Filigreed remains of the atrial wall may be seen between it’s mouth and the terminus of the left caval vein. It is in the left atrium in some instances of this combination.
Point of Drainage
Blood is drained from several coronary veins into it. These veins collect deoxygenated blood from various myocardial regions. The left ventricle sends deoxygenated blood to the prominent cardiac, lateral, marginal, and inferior veins.
The inferior interventricular vein, drains venous blood from the surface of the myocardium. This vein merges with the great heart vein to become the great cardiac vein.
The left atrium’s oblique vein (Marshall’s vein) transfers deoxygenated blood from the heart. Finally, blood is transported from the right atrium. A part of the right ventricle through the tiny cardiac vein. Other myocardial veins enter the heart chambers.
Surgical Points to Consider
It’s position inside the right atrium provides easy access to the myocardial capillary network.

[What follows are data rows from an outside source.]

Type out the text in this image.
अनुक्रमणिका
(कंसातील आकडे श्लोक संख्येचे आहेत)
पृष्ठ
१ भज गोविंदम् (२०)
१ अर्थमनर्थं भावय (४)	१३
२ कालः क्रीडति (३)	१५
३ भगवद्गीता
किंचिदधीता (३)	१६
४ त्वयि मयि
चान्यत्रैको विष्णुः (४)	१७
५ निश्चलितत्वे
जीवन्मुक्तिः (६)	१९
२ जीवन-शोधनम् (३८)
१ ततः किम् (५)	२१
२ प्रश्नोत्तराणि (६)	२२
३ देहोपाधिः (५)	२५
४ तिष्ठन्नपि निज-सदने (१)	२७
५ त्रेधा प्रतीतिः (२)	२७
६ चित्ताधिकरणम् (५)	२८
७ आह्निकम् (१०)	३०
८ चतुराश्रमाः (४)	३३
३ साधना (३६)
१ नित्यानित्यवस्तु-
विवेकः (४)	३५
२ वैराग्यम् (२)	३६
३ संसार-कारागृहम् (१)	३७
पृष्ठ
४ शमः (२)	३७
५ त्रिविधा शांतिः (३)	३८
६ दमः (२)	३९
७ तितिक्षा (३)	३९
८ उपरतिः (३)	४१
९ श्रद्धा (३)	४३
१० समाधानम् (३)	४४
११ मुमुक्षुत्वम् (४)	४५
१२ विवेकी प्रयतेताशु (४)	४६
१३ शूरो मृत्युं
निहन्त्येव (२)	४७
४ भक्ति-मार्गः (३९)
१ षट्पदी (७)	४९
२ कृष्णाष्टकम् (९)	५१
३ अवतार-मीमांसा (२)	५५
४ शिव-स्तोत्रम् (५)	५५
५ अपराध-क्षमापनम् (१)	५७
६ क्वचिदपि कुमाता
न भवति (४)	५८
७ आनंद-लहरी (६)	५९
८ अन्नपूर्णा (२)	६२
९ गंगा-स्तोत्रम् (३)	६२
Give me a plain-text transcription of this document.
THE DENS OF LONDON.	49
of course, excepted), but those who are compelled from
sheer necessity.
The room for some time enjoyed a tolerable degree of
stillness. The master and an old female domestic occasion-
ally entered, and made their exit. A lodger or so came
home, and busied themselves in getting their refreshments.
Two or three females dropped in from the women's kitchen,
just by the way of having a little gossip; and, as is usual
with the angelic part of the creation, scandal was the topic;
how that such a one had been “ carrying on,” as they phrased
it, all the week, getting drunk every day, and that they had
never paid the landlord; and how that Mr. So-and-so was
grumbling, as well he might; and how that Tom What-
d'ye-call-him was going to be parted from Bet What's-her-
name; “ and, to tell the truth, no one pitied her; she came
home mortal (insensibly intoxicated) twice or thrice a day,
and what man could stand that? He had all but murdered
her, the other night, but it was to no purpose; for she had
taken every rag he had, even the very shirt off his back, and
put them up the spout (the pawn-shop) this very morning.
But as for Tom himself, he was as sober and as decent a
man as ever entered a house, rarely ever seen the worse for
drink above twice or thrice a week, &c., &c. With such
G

Clinicians use this access in retrograde cardioplegia, a method in which paralytic drugs are administered to the myocardium.
It happens via the coronary sinus and its tributaries during cardiac surgery. The conventional anterograde way, in which cardioplegic drugs are delivered via the coronary ossia. It is delivered into the coronary arteries, is now employed with retrograde cardioplegia.
The use of retrograde and anterograde cardioplegia increases the danger of significant arterial stenoses. It results in preventing cardioplegic medicines from reaching the myocardium with insufficient dosages.
Both techniques have improved post-operative myocardial function more than anterograde cardioplegia alone. PLSVC, in which cardioplegic drugs may enter the systemic circulation. It is one of the drawbacks of retrograde cardioplegia. It’s rupture is an uncommon but severe consequence of retrograde cardioplegia.
Coronary sinus arrhythmia is another possible disease. It happens since the sinus wall also includes cardiac muscle cells. The presence of cardiac muscle in or near the sinus transmits impulses, or pressure from a dilated coronary sinus alters the right atrium’s electrical pathways.
The most typical treatment is ablation therapy. It involves searing the regions that produce action potentials outside the sinoatrial node.
You may gain the architecture of the coronary arteries and veins in great detail. Knowing the structure and abnormalities of the coronary venous system might help design operations. Coronary venous anomalies produce right to left shunts with a risk of stroke and arrhythmias may be detected with a CT scan of the coronary venous architecture.